La distinguibilità può interessare sia gli interventi di consolidamento che prevedono sostituzioni o aggiunte di elementi strutturali, sia l’installazione di dotazioni, come contemplato nell’articolo 10 della Carta di Barcellona che enuncia: “le dotazioni obbligatorie di navigazione e sicurezza devono integrarsi armoniosamente nell’insieme, ma nello stesso tempo devono potersi distinguere dall’originale, in modo che il restauro non ne falsifichi l’aspetto artistico e storico”26. Secondo quanto esplicitato, il rischio di

alterazione di parte delle caratteristiche proprie dell’imbarcazione, a causa di aggiunte di ausili alla navigazione e o d’impiantistica in linea con i requisiti di sicurezza richiesti, è risolto con l’attuazione di scelte mirate all’integrazione armonica con l’esistente, pur nel rispetto di principi di netta diversificazione dalla strumentazione originale esistente a bordo.

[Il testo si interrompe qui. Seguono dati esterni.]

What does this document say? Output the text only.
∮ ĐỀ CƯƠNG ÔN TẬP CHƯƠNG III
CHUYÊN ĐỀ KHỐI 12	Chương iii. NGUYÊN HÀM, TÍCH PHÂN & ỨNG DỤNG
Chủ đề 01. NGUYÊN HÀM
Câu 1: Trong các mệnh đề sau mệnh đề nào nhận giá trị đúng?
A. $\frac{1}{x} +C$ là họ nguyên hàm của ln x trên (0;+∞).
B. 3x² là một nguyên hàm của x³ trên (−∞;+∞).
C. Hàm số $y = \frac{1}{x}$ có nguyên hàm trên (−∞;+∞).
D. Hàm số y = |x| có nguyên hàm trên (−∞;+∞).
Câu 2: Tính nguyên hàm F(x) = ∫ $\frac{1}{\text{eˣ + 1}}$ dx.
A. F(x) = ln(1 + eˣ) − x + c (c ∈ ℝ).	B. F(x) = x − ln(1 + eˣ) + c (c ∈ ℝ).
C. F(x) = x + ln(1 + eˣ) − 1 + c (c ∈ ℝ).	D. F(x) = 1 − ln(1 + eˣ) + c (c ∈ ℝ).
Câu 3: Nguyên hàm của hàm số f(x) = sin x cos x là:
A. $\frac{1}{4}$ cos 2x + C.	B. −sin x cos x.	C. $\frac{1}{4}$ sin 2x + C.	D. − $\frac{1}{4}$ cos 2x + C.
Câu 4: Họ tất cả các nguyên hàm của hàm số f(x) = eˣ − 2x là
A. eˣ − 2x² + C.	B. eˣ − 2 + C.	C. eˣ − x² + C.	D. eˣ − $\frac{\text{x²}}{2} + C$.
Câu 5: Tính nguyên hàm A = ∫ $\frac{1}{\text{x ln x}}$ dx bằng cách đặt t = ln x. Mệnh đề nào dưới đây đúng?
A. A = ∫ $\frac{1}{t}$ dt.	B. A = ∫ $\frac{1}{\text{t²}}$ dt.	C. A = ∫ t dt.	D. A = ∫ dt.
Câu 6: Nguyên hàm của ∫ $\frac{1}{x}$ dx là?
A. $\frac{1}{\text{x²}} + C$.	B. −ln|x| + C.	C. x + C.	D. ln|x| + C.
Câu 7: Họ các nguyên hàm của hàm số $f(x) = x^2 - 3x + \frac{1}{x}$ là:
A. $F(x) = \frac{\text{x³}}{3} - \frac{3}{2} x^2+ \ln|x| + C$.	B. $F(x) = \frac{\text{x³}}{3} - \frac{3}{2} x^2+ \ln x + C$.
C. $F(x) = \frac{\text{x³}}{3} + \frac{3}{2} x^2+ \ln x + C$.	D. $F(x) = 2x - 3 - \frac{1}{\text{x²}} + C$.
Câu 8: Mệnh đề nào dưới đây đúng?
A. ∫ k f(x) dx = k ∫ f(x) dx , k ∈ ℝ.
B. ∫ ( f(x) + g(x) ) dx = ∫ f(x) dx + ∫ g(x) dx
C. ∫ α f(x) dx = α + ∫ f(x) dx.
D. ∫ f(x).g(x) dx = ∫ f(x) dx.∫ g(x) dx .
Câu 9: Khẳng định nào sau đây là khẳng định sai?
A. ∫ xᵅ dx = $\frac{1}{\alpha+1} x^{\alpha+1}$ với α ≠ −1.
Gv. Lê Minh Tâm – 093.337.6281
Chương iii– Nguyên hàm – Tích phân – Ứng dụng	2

La Carta non fornisce tuttavia analoghe indicazioni riguardo la potenziale distinguibilità di componenti strutturali aggiunte durante un intervento di restauro. La tematica, fortemente dibattuta nel restauro, offre soluzioni quali il carattere di nuda semplicità per le aggiunte e la negazione del falso storico con integrazioni che evitino un falso antico. In prima analisi è molto chiara la volontà del raggiungimento di un’unità figurativa che permetta una corretta leggibilità dell’opera, pur senza cancellare i segni che il tempo e gli eventi hanno inevitabilmente lasciato sul manufatto, o mascherando le aggiunte necessarie a garantirne sicurezza di fruizione e conservazione.

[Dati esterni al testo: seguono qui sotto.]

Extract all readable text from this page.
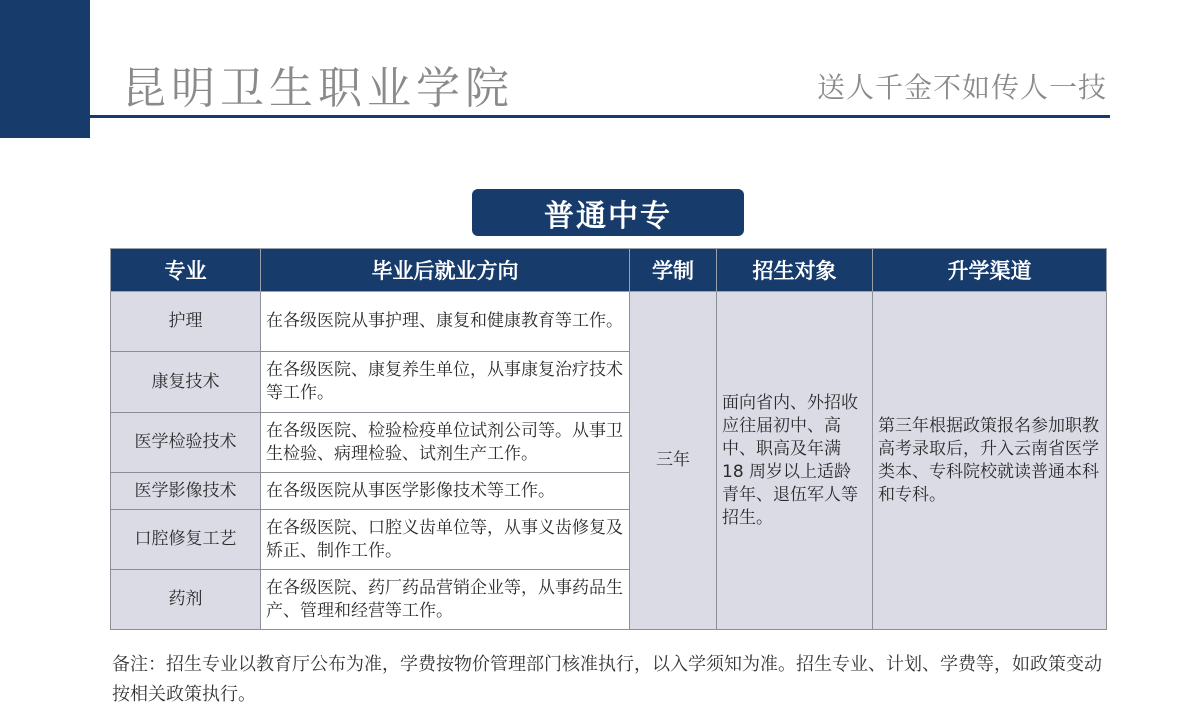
昆明卫生职业学院	送人千金不如传人一技
普通中专
专业	毕业后就业方向	学制	招生对象	升学渠道
护理	在各级医院从事护理、康复和健康教育等工作。	三年	面向省内、外招收应往届初中、高中、职高及年满 18 周岁以上适龄青年、退伍军人等招生。	第三年根据政策报名参加职教高考录取后，升入云南省医学类本、专科院校就读普通本科和专科。
康复技术	在各级医院、康复养生单位，从事康复治疗技术等工作。			
医学检验技术	在各级医院、检验检疫单位试剂公司等。从事卫生检验、病理检验、试剂生产工作。			
医学影像技术	在各级医院从事医学影像技术等工作。			
口腔修复工艺	在各级医院、口腔义齿单位等，从事义齿修复及矫正、制作工作。			
药剂	在各级医院、药厂药品营销企业等，从事药品生产、管理和经营等工作。			
备注：招生专业以教育厅公布为准，学费按物价管理部门核准执行，以入学须知为准。招生专业、计划、学费等，如政策变动按相关政策执行。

Nell’ambito del restauro del patrimonio marittimo, l’attenzione a questa tematica

è stata raramente dimostrata fino ad ora: uno dei rari esempi al riguardo, ha previsto la marchiatura a fuoco della totalità delle componenti originali di Aria27,

un 8mSI del 1935, per distinguerle dalle aggiunte e sostituzioni avvenute durante le lavorazioni sull’imbarcazione. Un altro caso è Shylphea III, un’imbarcazione della stessa classe della precedente, nella quale si presentava la necessità di un’aggiunta alla struttura longitudinale, al fine di consolidare una zona che in queste imbarcazioni è frequentemente soggetta a rotture.In questo secondo intervento, si è scelto di installare la nuova struttura realizzata in legno dall’elevato dimensionamento e visibile al di sopra del piano dei paglioli, invece che un manufatto in metallo di minor dimensionamento che sarebbe potuto rimanere celato dal piano di calpestio. Questi sono casi sporadici e si può, in generale, affermare che l’attenzione a questo criterio non sempre è posta con la giusta rilevanza; ciò dimostra come, nonostante alcune problematiche intrinseche nella natura stessa dei materiali, anche dettate dall’esigenza periodica dell’applicazione su di questi di prodotti vernicianti, sia comunque possibile e importante interrogarsi riguardo questi temi. In merito è da sottolineare che spesso il legno, qualora trattato con vernici e o esclusivamente con impregnanti, comunica esso stesso le aggiunte o le sostituzioni, grazie alla tonalità e alla trama della fibra che sempre differisce tra tavole provenienti da piante diverse. È per questo che tassellature, tappi, intarsi e ogni genere di integrazioni sono facilmente riconoscibili sulle strutture con fibra a vista. Per quanto riguarda le componenti trattate a smalto la situazione è diversa, in quanto la finitura pigmentata cela gli interventi unificando le superfici, anche grazie alle stuccature, sotto un’unica colorazione. In questi casi potrebbe essere utile punto di partenza lasciare traccia dell’intervento attraverso opportuni elaborati che evidenzino le sostituzioni, le integrazioni e la serie di tassellature celate dagli smalti.

3.1.1.10. Documentazione

Lasciare traccia documentale di come si è operato sul bene è fondamentale. Produrre una documentazione28 che integri le motivazioni delle scelte progettuali, la descrizione dello

stato dell’arte e le indicazioni per l’esecuzione dell’intervento di restauro (unitamente ai materiali adottati) agevolerà le attività future e favorirà la leggibilità di eventuali sintomi di degrado.

Il materiale così prodotto potrà inoltre essere utilizzato per incrementare la leggibilità delle caratteristiche proprie dell’imbarcazione in occasione di mostre temporanee o permanenti, esposizioni museali, raduni ed eventi legati al mondo della marineria.